The strengths of this manuscript include its relatively large population, its prospective nature and focus on a relatively poorly studied population of older adults with diabetes and low physical activity level. Moreover, we present the lack of a significant effect of commonly used interventions for the treatment of T2DM on the validity of DSMF-BIA. Its weaknesses include the limited sample size in the prospective phase, the relatively short period of follow up and the fact that the study was not specifically designed to validate MF-BIA vs. DXA. Also, the validity tested in the current paper is limited to relatively young older adults with T2DM who have limited rate of complications (with low levels of sarcopenia).
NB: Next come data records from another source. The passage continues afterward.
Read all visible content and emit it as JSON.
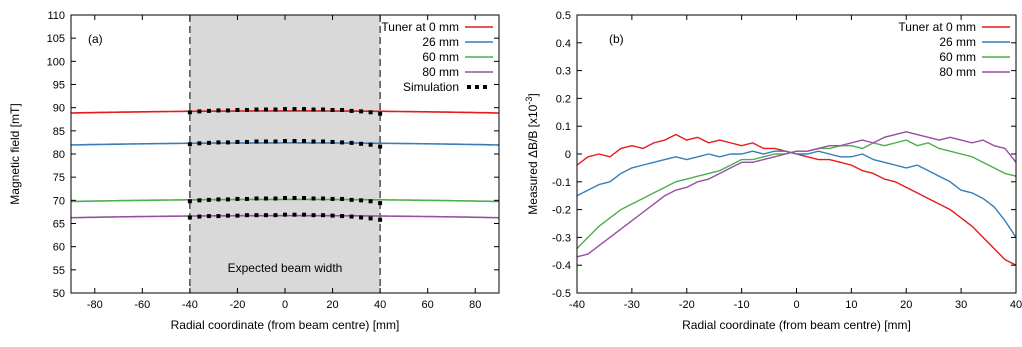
{
  "chart_data": [
    {
      "type": "line",
      "panel_label": "(a)",
      "xlabel": "Radial coordinate (from beam centre) [mm]",
      "ylabel": "Magnetic field [mT]",
      "xlim": [
        -90,
        90
      ],
      "ylim": [
        50,
        110
      ],
      "xticks": [
        -80,
        -60,
        -40,
        -20,
        0,
        20,
        40,
        60,
        80
      ],
      "yticks": [
        50,
        55,
        60,
        65,
        70,
        75,
        80,
        85,
        90,
        95,
        100,
        105,
        110
      ],
      "grid": false,
      "legend_position": "top-right",
      "shaded_region": {
        "x0": -40,
        "x1": 40,
        "label": "Expected beam width",
        "color": "#d9d9d9"
      },
      "series": [
        {
          "name": "Tuner at 0 mm",
          "color": "#e41a1c",
          "center": 89.3,
          "edge_drop": 0.45
        },
        {
          "name": "26 mm",
          "color": "#377eb8",
          "center": 82.4,
          "edge_drop": 0.45
        },
        {
          "name": "60 mm",
          "color": "#4daf4a",
          "center": 70.2,
          "edge_drop": 0.45
        },
        {
          "name": "80 mm",
          "color": "#984ea3",
          "center": 66.7,
          "edge_drop": 0.45
        }
      ],
      "simulation": {
        "name": "Simulation",
        "color": "#000000",
        "x": [
          -40,
          -36,
          -32,
          -28,
          -24,
          -20,
          -16,
          -12,
          -8,
          -4,
          0,
          4,
          8,
          12,
          16,
          20,
          24,
          28,
          32,
          36,
          40
        ],
        "levels": [
          [
            89.0,
            89.2,
            89.3,
            89.4,
            89.4,
            89.5,
            89.5,
            89.6,
            89.6,
            89.6,
            89.7,
            89.7,
            89.7,
            89.6,
            89.6,
            89.5,
            89.5,
            89.3,
            89.2,
            89.0,
            88.7
          ],
          [
            82.1,
            82.3,
            82.4,
            82.5,
            82.5,
            82.6,
            82.6,
            82.7,
            82.7,
            82.7,
            82.8,
            82.8,
            82.8,
            82.7,
            82.7,
            82.6,
            82.5,
            82.4,
            82.2,
            82.0,
            81.6
          ],
          [
            69.8,
            70.0,
            70.1,
            70.2,
            70.2,
            70.3,
            70.3,
            70.4,
            70.4,
            70.4,
            70.5,
            70.5,
            70.5,
            70.4,
            70.4,
            70.3,
            70.3,
            70.1,
            70.0,
            69.8,
            69.4
          ],
          [
            66.3,
            66.5,
            66.6,
            66.6,
            66.7,
            66.7,
            66.8,
            66.8,
            66.8,
            66.8,
            66.9,
            66.9,
            66.9,
            66.8,
            66.8,
            66.7,
            66.6,
            66.5,
            66.3,
            66.1,
            65.8
          ]
        ]
      }
    },
    {
      "type": "line",
      "panel_label": "(b)",
      "xlabel": "Radial coordinate (from beam centre) [mm]",
      "ylabel": "Measured ΔB/B [x10",
      "ylabel_sup": "-3",
      "ylabel_end": "]",
      "xlim": [
        -40,
        40
      ],
      "ylim": [
        -0.5,
        0.5
      ],
      "xticks": [
        -40,
        -30,
        -20,
        -10,
        0,
        10,
        20,
        30,
        40
      ],
      "yticks": [
        -0.5,
        -0.4,
        -0.3,
        -0.2,
        -0.1,
        0,
        0.1,
        0.2,
        0.3,
        0.4,
        0.5
      ],
      "grid": false,
      "legend_position": "top-right",
      "series": [
        {
          "name": "Tuner at 0 mm",
          "color": "#e41a1c",
          "points": [
            [
              -40,
              -0.04
            ],
            [
              -38,
              -0.01
            ],
            [
              -36,
              0.0
            ],
            [
              -34,
              -0.01
            ],
            [
              -32,
              0.02
            ],
            [
              -30,
              0.03
            ],
            [
              -28,
              0.02
            ],
            [
              -26,
              0.04
            ],
            [
              -24,
              0.05
            ],
            [
              -22,
              0.07
            ],
            [
              -20,
              0.05
            ],
            [
              -18,
              0.06
            ],
            [
              -16,
              0.04
            ],
            [
              -14,
              0.05
            ],
            [
              -12,
              0.04
            ],
            [
              -10,
              0.03
            ],
            [
              -8,
              0.04
            ],
            [
              -6,
              0.02
            ],
            [
              -4,
              0.02
            ],
            [
              -2,
              0.01
            ],
            [
              0,
              0.0
            ],
            [
              2,
              -0.01
            ],
            [
              4,
              -0.02
            ],
            [
              6,
              -0.02
            ],
            [
              8,
              -0.03
            ],
            [
              10,
              -0.04
            ],
            [
              12,
              -0.06
            ],
            [
              14,
              -0.07
            ],
            [
              16,
              -0.09
            ],
            [
              18,
              -0.1
            ],
            [
              20,
              -0.12
            ],
            [
              22,
              -0.14
            ],
            [
              24,
              -0.16
            ],
            [
              26,
              -0.18
            ],
            [
              28,
              -0.2
            ],
            [
              30,
              -0.23
            ],
            [
              32,
              -0.26
            ],
            [
              34,
              -0.3
            ],
            [
              36,
              -0.34
            ],
            [
              38,
              -0.38
            ],
            [
              40,
              -0.4
            ]
          ]
        },
        {
          "name": "26 mm",
          "color": "#377eb8",
          "points": [
            [
              -40,
              -0.15
            ],
            [
              -38,
              -0.13
            ],
            [
              -36,
              -0.11
            ],
            [
              -34,
              -0.1
            ],
            [
              -32,
              -0.07
            ],
            [
              -30,
              -0.05
            ],
            [
              -28,
              -0.04
            ],
            [
              -26,
              -0.03
            ],
            [
              -24,
              -0.02
            ],
            [
              -22,
              -0.01
            ],
            [
              -20,
              -0.02
            ],
            [
              -18,
              -0.01
            ],
            [
              -16,
              0.0
            ],
            [
              -14,
              -0.01
            ],
            [
              -12,
              0.0
            ],
            [
              -10,
              0.0
            ],
            [
              -8,
              0.01
            ],
            [
              -6,
              0.0
            ],
            [
              -4,
              0.01
            ],
            [
              -2,
              0.01
            ],
            [
              0,
              0.0
            ],
            [
              2,
              0.0
            ],
            [
              4,
              0.01
            ],
            [
              6,
              0.0
            ],
            [
              8,
              -0.01
            ],
            [
              10,
              -0.01
            ],
            [
              12,
              0.0
            ],
            [
              14,
              -0.02
            ],
            [
              16,
              -0.03
            ],
            [
              18,
              -0.04
            ],
            [
              20,
              -0.05
            ],
            [
              22,
              -0.04
            ],
            [
              24,
              -0.06
            ],
            [
              26,
              -0.08
            ],
            [
              28,
              -0.1
            ],
            [
              30,
              -0.13
            ],
            [
              32,
              -0.14
            ],
            [
              34,
              -0.16
            ],
            [
              36,
              -0.19
            ],
            [
              38,
              -0.24
            ],
            [
              40,
              -0.3
            ]
          ]
        },
        {
          "name": "60 mm",
          "color": "#4daf4a",
          "points": [
            [
              -40,
              -0.34
            ],
            [
              -38,
              -0.3
            ],
            [
              -36,
              -0.26
            ],
            [
              -34,
              -0.23
            ],
            [
              -32,
              -0.2
            ],
            [
              -30,
              -0.18
            ],
            [
              -28,
              -0.16
            ],
            [
              -26,
              -0.14
            ],
            [
              -24,
              -0.12
            ],
            [
              -22,
              -0.1
            ],
            [
              -20,
              -0.09
            ],
            [
              -18,
              -0.08
            ],
            [
              -16,
              -0.07
            ],
            [
              -14,
              -0.06
            ],
            [
              -12,
              -0.04
            ],
            [
              -10,
              -0.02
            ],
            [
              -8,
              -0.02
            ],
            [
              -6,
              -0.01
            ],
            [
              -4,
              0.0
            ],
            [
              -2,
              0.0
            ],
            [
              0,
              0.01
            ],
            [
              2,
              0.01
            ],
            [
              4,
              0.02
            ],
            [
              6,
              0.02
            ],
            [
              8,
              0.03
            ],
            [
              10,
              0.03
            ],
            [
              12,
              0.02
            ],
            [
              14,
              0.04
            ],
            [
              16,
              0.03
            ],
            [
              18,
              0.04
            ],
            [
              20,
              0.05
            ],
            [
              22,
              0.03
            ],
            [
              24,
              0.04
            ],
            [
              26,
              0.02
            ],
            [
              28,
              0.01
            ],
            [
              30,
              0.0
            ],
            [
              32,
              -0.01
            ],
            [
              34,
              -0.03
            ],
            [
              36,
              -0.05
            ],
            [
              38,
              -0.07
            ],
            [
              40,
              -0.08
            ]
          ]
        },
        {
          "name": "80 mm",
          "color": "#984ea3",
          "points": [
            [
              -40,
              -0.37
            ],
            [
              -38,
              -0.36
            ],
            [
              -36,
              -0.33
            ],
            [
              -34,
              -0.3
            ],
            [
              -32,
              -0.27
            ],
            [
              -30,
              -0.24
            ],
            [
              -28,
              -0.21
            ],
            [
              -26,
              -0.18
            ],
            [
              -24,
              -0.15
            ],
            [
              -22,
              -0.13
            ],
            [
              -20,
              -0.12
            ],
            [
              -18,
              -0.1
            ],
            [
              -16,
              -0.09
            ],
            [
              -14,
              -0.07
            ],
            [
              -12,
              -0.05
            ],
            [
              -10,
              -0.03
            ],
            [
              -8,
              -0.03
            ],
            [
              -6,
              -0.02
            ],
            [
              -4,
              -0.01
            ],
            [
              -2,
              0.0
            ],
            [
              0,
              0.01
            ],
            [
              2,
              0.01
            ],
            [
              4,
              0.02
            ],
            [
              6,
              0.03
            ],
            [
              8,
              0.03
            ],
            [
              10,
              0.04
            ],
            [
              12,
              0.05
            ],
            [
              14,
              0.04
            ],
            [
              16,
              0.06
            ],
            [
              18,
              0.07
            ],
            [
              20,
              0.08
            ],
            [
              22,
              0.07
            ],
            [
              24,
              0.06
            ],
            [
              26,
              0.05
            ],
            [
              28,
              0.06
            ],
            [
              30,
              0.05
            ],
            [
              32,
              0.04
            ],
            [
              34,
              0.05
            ],
            [
              36,
              0.03
            ],
            [
              38,
              0.02
            ],
            [
              40,
              -0.03
            ]
          ]
        }
      ]
    }
  ]
}
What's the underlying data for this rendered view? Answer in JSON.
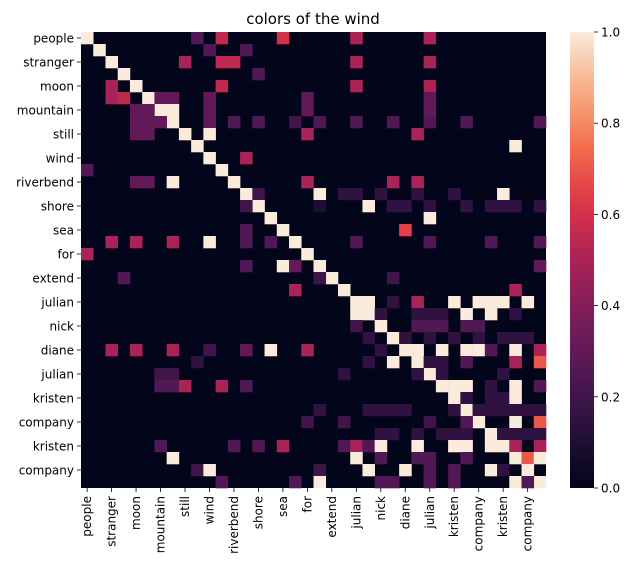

In that sense the significance of the findings presented here are important for early detecting lower muscle mass for early prevention, but with the cost of limited external validity.

In conclusion, the DSMF-BIA as compared to DXA is a reliable screening technique for sarcopenia in older patients with T2DM. Accurate and accessible diagnosis of sarcopenia is crucial in older subjects with diabetes and directly affects clinical decisions and treatment [44,45,46]. The routine use of DSMF-BIA as a screening tool for sarcopenia in clinics treating older patients with diabetes should be considered.